Mali's growing role in the global drug trade first attracted widespread public notice in November 2009, when authorities found the burned-out wreckage of a Boeing 727 thought to be carrying between 5 and 10 tons of cocaine at a makeshift desert runway not far from Gao. Malian and U.N. officials later said that drug smugglers flew the plane in from Venezuala, unloaded the cocaine, and then torched it when they couldn't get the plane to take back off.

Drug cartels throughout Latin America see northern Mali as an ideal staging point -- it is situated roughly halfway between South America and Europe and has long been largely beyond the reach of the fragile central government in Bamako. The government, even before the active rebel movement began last year, traditionally stationed only token numbers of troops in the north, and most were in major cities like Gao rather than in the remote regions that are home to most of the country's smuggling routes. That made it easy for drug smugglers and their Islamist allies to either bypass or buy off the poorly trained Malian soldiers.

The new Malian government is trying to change that.
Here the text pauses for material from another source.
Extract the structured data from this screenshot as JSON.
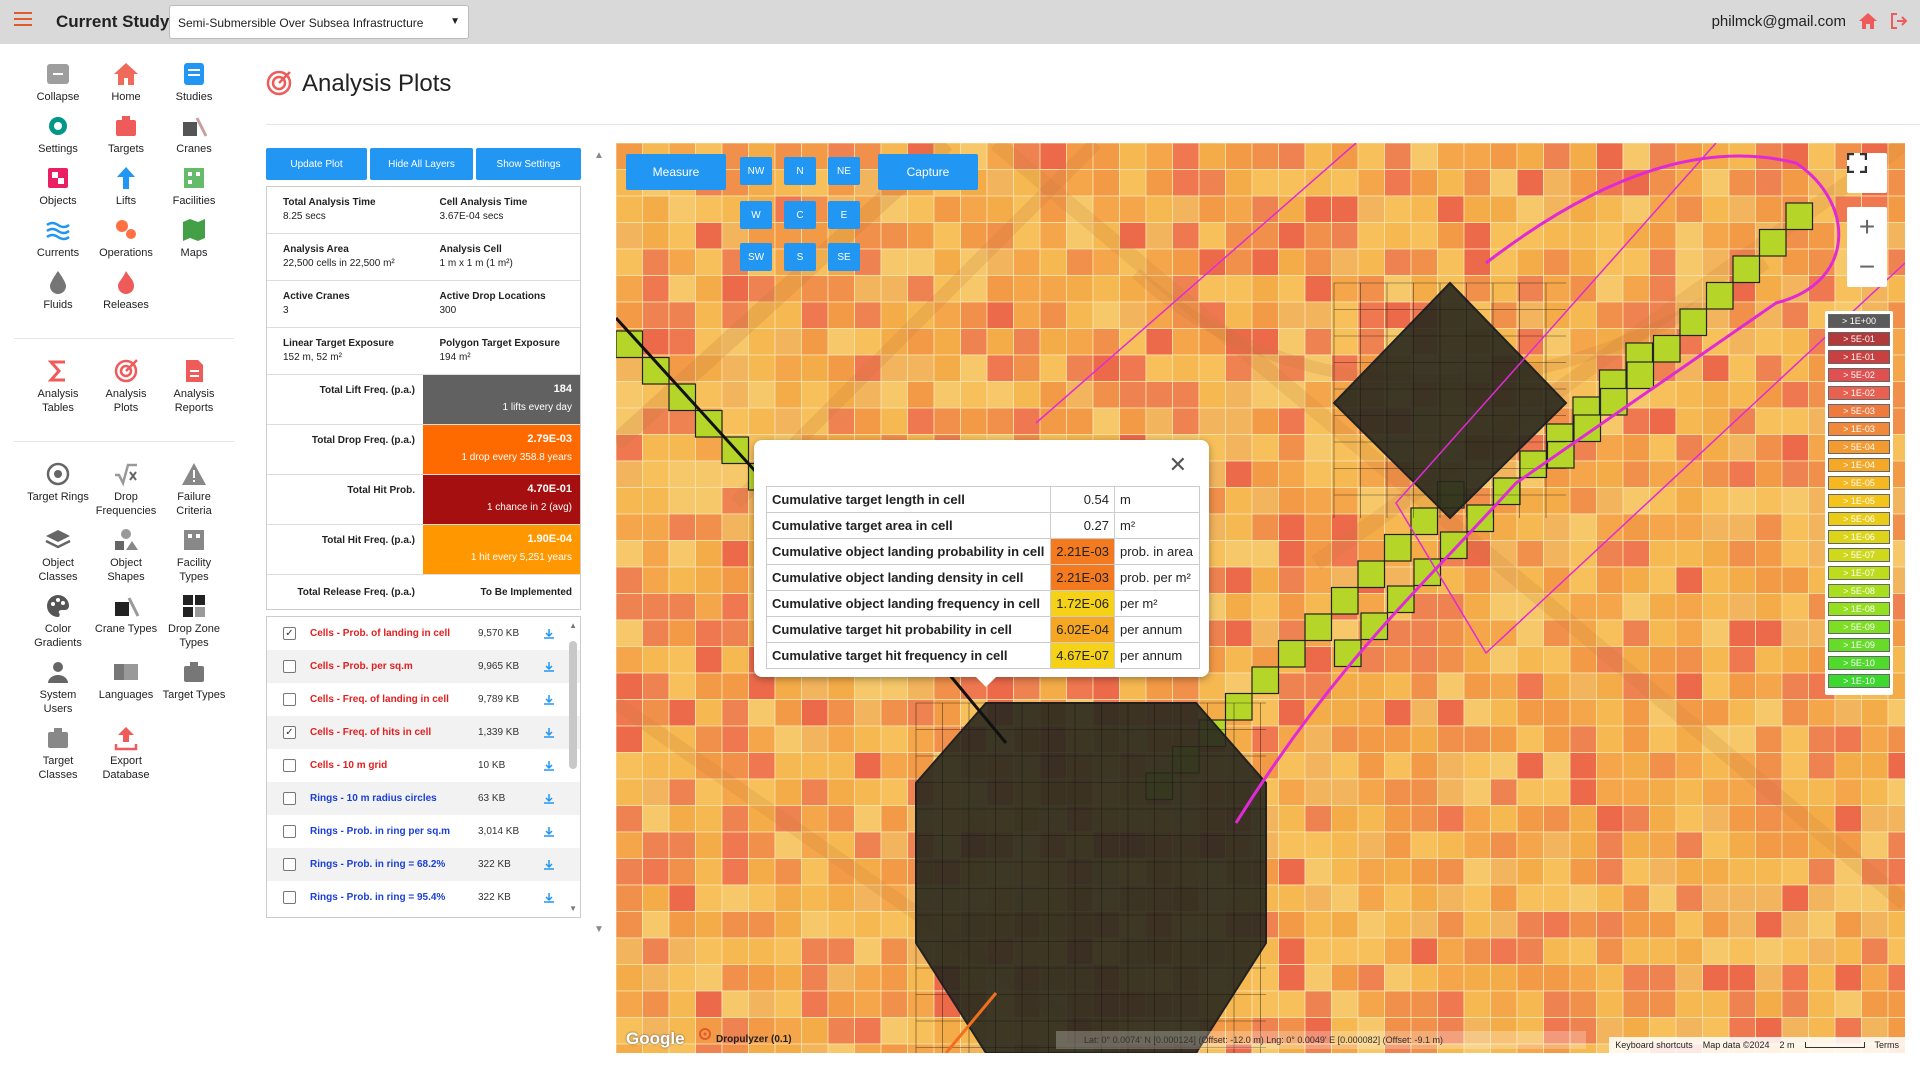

A senior Malian military official in Bamako, speaking on condition of anonymity to discuss upcoming operations, said his government and neighboring countries like Chad will soon launch a concerted effort to interdict drug shipments by stationing more ground troops in remote parts of the north and using aerial imagery from French and U.S. planes and drones to identify specific smuggling routes.

Still, he admitted that it will be difficult, and potentially impossible, to end or significantly degrade Mali's drug trade. Smugglers and Islamists have been traversing the terrain for decades, he said, and the Malian troops will be deploying there in force for the first time.

"I would like to say we'll be able to stop the smuggling, but that would be a lie," he told me. "They know every cave and every little path. We'll be lucky to find half of them. But every shipment we stop will help starve the terrorists of money."

In the meantime, the mansions of Cocainebougou are beginning to take in new residents. A squad of Malian Special Forces have occupied a pair of houses and are busy moving into a third. Two of the soldiers, each wearing a tight-fitting black t-shirt -- emblazoned with crossed AK-47s, a sword, and a lion's head -- walked up to me when I was taking photos of some of the houses. "You have to leave," they said.

I told them that Colonel Dacko had specifically told me to see Cocainebougou for myself. They said they didn't answer to Dacko or recognize his authority. When I asked who they did answer to, the soldiers silently glared at me.

I should move on, they said a few uncomfortable moments later, for my own well-being.

"We have a sniper on the roof, and he might mistake you for a threat," one told me.

I took a few more pictures as Ibrahim briefly distracted the soldiers with talk of a recent Real Madrid match and we piled back into his car. We could see the mansions of Cocainebougou in our rear view mirrors as we drove away, the empty buildings looming over the surrounding one-story houses.